La pequeña explosión ha causado daños menores como estaba previsto, nada importante como para ponerles en peligro, pero lo suficiente como para obligarles a salir a superficie, para estimar los daños.





En esta noche serena, de mar calmada y estrellas brillantes, Manfred ha subido al puente con su sextante y ha tomado algunas lecturas. El ataque del destructor había dañado instrumentos electrónicos de posición y la navegación desde entonces se hace a mano, calculando la latitud con ayuda de las estrellas. Qué ironía, resulta que la avería ha sucedido en un lugar muy cercano al hundimiento del barco hospital.

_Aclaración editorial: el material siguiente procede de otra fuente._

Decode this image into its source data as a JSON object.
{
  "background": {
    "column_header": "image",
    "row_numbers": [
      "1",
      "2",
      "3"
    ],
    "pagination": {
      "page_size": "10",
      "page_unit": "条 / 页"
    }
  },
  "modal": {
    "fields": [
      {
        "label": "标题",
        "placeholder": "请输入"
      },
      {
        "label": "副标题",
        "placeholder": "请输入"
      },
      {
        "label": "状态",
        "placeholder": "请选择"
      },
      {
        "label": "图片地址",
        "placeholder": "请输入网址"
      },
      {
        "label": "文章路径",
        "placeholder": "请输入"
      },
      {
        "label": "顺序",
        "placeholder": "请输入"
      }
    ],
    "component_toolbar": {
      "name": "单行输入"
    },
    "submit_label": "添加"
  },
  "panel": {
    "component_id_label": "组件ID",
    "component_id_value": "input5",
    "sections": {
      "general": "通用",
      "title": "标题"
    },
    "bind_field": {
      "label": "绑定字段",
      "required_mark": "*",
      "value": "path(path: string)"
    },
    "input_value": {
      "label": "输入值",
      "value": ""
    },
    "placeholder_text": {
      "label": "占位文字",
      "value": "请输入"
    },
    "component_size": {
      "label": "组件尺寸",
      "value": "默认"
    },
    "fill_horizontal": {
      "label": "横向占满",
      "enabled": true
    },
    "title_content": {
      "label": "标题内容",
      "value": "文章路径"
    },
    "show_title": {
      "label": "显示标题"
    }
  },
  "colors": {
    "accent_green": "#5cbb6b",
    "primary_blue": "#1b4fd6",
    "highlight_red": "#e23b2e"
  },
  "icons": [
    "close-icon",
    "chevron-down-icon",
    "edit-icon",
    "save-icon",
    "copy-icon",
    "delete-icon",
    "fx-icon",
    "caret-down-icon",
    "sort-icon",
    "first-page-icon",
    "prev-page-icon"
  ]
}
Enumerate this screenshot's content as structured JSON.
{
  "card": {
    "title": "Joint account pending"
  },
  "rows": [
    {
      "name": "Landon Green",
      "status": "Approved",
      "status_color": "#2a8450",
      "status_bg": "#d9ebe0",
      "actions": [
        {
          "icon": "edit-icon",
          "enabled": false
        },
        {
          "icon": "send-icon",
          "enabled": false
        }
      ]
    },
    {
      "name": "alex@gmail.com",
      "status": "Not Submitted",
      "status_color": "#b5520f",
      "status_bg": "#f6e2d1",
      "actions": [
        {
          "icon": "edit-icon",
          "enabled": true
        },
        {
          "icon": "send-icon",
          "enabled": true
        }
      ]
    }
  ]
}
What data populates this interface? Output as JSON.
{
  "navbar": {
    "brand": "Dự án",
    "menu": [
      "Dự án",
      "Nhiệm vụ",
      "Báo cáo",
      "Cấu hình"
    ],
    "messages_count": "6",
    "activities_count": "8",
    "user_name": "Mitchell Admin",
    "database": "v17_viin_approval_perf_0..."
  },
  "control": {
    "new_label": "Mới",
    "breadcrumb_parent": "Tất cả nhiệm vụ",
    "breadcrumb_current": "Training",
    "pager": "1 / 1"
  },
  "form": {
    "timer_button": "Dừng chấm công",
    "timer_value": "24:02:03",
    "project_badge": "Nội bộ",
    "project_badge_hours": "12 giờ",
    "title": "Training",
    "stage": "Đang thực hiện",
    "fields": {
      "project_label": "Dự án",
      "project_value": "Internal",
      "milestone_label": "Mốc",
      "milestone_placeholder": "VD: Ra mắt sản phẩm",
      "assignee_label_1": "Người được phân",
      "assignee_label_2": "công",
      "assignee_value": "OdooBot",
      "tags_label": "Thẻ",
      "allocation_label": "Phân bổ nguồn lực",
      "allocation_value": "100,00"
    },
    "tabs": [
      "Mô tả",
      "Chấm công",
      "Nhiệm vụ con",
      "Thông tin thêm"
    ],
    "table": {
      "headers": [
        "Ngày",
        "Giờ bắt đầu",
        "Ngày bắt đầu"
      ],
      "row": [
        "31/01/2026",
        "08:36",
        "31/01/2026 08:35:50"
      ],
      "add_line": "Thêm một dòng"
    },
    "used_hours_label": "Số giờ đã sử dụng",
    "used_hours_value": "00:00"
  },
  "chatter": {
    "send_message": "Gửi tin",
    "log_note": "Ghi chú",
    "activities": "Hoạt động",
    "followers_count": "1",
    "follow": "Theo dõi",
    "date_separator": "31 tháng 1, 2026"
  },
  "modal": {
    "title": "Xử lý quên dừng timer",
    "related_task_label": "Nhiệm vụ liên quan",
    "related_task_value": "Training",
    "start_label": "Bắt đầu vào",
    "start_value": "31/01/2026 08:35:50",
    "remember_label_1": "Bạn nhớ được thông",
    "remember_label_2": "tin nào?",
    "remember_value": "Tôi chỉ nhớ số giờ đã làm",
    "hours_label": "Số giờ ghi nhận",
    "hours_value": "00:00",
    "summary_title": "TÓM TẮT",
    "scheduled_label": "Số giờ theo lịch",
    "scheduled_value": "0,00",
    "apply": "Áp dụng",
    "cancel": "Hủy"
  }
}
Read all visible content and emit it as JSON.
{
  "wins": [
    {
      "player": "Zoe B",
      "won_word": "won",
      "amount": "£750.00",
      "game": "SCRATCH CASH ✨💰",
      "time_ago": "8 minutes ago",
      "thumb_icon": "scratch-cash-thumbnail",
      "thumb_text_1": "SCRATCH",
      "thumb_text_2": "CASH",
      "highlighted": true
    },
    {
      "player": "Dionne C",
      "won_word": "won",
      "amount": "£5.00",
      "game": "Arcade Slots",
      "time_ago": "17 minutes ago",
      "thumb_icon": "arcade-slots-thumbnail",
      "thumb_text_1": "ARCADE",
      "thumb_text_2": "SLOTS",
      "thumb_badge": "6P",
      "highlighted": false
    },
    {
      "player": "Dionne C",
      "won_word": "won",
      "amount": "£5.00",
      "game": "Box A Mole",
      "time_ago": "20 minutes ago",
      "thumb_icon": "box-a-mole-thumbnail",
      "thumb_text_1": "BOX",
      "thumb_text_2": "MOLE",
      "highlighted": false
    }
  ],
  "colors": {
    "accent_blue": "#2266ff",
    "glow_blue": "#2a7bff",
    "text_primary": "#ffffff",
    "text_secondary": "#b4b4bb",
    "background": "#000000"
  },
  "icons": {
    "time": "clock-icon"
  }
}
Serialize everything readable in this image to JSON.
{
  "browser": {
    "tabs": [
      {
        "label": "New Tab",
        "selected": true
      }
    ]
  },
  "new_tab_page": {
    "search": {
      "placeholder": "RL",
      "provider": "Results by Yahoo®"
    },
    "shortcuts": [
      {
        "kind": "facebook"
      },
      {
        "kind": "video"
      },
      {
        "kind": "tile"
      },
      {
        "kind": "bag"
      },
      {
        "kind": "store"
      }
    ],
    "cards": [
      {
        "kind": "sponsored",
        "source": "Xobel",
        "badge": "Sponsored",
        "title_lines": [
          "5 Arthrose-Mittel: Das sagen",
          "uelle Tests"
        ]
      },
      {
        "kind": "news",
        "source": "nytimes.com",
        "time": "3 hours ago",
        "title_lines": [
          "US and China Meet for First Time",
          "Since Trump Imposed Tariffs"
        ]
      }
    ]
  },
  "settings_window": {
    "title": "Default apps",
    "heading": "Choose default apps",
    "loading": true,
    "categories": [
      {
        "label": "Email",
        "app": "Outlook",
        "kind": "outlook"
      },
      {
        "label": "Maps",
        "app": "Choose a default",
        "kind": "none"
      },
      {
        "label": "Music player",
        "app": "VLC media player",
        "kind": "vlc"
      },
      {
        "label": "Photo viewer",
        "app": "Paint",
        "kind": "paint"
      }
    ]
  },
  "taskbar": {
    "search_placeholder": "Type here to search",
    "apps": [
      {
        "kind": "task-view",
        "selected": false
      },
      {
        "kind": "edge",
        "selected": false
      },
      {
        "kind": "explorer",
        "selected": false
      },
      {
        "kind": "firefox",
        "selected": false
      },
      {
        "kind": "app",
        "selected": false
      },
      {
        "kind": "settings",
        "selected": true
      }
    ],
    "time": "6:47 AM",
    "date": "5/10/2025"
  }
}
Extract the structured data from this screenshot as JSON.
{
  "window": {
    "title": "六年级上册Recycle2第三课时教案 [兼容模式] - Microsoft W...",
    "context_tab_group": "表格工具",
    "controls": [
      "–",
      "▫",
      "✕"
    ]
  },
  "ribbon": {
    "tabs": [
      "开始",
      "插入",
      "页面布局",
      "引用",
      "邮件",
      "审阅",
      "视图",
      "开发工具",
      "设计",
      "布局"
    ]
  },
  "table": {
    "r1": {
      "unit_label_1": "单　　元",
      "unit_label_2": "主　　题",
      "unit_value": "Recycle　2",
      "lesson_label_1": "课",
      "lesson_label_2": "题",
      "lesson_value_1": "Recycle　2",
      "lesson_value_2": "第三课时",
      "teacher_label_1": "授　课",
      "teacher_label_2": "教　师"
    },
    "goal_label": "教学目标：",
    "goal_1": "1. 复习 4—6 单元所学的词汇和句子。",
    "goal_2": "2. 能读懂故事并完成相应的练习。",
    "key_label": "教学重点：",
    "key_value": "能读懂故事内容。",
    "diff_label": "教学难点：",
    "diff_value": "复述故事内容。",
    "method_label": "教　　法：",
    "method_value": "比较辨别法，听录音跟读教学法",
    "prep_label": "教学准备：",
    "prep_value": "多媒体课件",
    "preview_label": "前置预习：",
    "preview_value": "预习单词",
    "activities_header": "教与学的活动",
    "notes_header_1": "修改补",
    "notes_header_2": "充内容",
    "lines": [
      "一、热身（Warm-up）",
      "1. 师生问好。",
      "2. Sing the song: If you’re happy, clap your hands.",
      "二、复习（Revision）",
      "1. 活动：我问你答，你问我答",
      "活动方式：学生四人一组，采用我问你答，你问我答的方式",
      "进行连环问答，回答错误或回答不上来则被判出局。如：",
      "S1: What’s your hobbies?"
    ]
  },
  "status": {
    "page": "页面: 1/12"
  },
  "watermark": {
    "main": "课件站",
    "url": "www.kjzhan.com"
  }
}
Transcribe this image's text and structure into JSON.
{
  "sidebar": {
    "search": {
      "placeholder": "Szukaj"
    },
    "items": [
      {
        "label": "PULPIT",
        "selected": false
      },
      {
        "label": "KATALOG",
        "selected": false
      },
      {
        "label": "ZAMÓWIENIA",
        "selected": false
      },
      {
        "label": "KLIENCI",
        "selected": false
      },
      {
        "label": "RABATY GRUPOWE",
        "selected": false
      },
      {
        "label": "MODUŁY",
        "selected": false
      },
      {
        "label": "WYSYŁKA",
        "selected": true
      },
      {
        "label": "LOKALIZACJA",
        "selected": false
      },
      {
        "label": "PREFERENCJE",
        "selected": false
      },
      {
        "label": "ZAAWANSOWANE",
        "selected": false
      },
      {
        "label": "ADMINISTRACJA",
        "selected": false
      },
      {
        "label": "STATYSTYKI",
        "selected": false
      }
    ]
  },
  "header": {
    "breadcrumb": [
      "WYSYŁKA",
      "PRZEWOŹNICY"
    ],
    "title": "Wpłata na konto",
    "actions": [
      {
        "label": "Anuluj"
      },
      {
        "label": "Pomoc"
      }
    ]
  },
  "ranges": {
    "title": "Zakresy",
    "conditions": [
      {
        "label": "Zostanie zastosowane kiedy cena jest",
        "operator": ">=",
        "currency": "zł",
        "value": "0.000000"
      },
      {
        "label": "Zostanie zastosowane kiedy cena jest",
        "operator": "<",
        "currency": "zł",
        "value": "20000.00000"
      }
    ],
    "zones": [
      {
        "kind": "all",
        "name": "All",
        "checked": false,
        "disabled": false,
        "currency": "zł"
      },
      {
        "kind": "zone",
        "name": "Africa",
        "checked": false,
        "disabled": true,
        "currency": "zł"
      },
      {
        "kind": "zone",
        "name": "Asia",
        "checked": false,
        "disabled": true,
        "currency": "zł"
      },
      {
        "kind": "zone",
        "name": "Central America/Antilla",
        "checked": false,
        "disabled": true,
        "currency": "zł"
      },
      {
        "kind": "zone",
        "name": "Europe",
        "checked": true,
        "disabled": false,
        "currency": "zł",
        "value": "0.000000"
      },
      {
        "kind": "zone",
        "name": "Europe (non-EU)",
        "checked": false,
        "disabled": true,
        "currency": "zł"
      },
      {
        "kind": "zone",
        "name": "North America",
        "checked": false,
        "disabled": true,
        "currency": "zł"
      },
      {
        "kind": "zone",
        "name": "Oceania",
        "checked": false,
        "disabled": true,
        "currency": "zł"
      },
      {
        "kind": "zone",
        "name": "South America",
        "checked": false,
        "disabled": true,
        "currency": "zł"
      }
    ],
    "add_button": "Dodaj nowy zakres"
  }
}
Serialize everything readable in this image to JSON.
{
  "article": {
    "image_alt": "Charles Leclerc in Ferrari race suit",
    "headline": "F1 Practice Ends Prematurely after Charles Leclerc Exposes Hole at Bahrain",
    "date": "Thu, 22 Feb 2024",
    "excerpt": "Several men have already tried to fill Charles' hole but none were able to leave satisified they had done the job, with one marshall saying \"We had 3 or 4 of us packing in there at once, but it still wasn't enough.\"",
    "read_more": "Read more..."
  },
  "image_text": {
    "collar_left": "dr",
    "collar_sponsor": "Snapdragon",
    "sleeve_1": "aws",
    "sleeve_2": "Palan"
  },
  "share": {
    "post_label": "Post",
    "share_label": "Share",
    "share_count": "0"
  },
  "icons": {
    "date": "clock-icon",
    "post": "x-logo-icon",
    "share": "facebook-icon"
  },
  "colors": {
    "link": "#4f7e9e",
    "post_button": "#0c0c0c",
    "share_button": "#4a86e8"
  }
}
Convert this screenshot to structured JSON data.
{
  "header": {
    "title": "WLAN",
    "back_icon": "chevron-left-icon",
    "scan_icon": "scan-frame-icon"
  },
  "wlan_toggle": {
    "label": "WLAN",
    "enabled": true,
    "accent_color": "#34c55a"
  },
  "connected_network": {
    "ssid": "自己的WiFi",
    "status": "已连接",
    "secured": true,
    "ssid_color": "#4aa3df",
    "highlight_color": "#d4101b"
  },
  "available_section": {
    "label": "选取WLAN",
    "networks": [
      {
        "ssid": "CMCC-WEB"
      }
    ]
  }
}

— Motores de un barco a estribor, capitán — ha susurrado el operador de sonar,  — viene a toda máquina directo hacia nosotros —





— ¿Un barco?, no he visto ni oído ningún barco mientras leía la latitud.—





— Está muy cerca capitán, ¡ ordene la inmersión !—





Manfred Schmitt ha subido de tres en tres las escaleras del puente de mando para ser testigo con sus propios ojos de cómo la proa de un barco hospital se acerca a toda velocidad, a menos de quince metros por estribor.





— No es posible —





Después de partir el submarino en dos y mandar su casco al fondo del mar, Manfred y unos pocos hombres que consiguieron subir al puente luchan por mantenerse a flote  y observan la popa de un barco hospital que habían hundido hace una semana, desvaneciéndose como un fantasma. Hundiéndose lentamente en las aguas heladas, sin fuerzas para seguir en la superficie, Manfred ve cómo cientos de cadáveres acompañan su descenso al fondo del mar, junto a su submarino.